A: It is unprecedented. We are seeing AI companies grow customer revenue and demand at a takeoff rate faster than any previous tech wave, including SaaS and the early internet.
Q2: Will big models eventually top out in capability?
A: While there is periodic concern about plateauing, researchers at the major labs still have hundreds of new ideas to scale and improve these systems. We are nowhere near the ceiling.
Q3: Why does Andreessen Horowitz engage so heavily in policy?
A: The stakes are too high to ignore. If the industry leaders don’t fight for the “Little Tech” agenda, ruinous laws like SB 1047 will pass by default, ending the era of startup-led innovation.
Q4: Can startups compete with the “new incumbents” like OpenAI and Anthropic?
A: Yes. Companies like XAI and DeepSeek have proven you can catch up to the state-of-the-art in less than a year. The “secrets” are proliferating through open source and academic research.
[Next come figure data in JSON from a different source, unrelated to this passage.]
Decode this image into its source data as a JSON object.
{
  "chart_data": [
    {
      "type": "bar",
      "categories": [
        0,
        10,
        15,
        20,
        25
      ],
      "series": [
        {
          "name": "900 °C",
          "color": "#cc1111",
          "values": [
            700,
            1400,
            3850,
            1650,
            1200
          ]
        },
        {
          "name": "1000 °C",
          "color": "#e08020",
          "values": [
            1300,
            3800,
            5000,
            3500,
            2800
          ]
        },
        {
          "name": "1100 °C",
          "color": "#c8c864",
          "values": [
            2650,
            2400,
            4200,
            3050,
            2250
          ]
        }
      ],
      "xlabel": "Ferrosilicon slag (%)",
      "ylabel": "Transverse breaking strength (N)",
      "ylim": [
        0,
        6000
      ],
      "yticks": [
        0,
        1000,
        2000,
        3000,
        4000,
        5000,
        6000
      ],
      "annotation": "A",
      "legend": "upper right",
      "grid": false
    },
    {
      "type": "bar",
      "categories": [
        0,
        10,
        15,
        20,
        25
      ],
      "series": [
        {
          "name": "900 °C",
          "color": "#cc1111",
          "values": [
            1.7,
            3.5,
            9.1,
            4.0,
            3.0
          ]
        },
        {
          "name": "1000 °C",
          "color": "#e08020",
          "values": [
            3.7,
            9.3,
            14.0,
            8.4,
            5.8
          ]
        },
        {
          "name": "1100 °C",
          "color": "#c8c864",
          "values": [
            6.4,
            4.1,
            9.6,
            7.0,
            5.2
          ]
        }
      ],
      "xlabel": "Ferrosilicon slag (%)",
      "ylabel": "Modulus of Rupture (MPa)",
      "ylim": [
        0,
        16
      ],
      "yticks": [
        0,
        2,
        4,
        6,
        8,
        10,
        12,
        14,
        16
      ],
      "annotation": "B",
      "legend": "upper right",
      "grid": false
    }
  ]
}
Q5: How does AI intersect with other “frontier” sectors like Bio and Energy?
A: AI is a massive driver for the physical world. It accelerates drug discovery in biotech and creates massive new demand for energy and materials to build and power data centers.
Q6: What is the most important “revealed preference” of AI today?
A: That people love using it. Despite what they say in surveys about job losses, they are adopting AI as fast as possible to make their daily lives easier and more productive.
Q7: Will AI eventually replace all human jobs?
A: History shows that automation panics have occurred for 200 years. Every time, the technology creates more productivity and new types of work that we couldn’t previously imagine.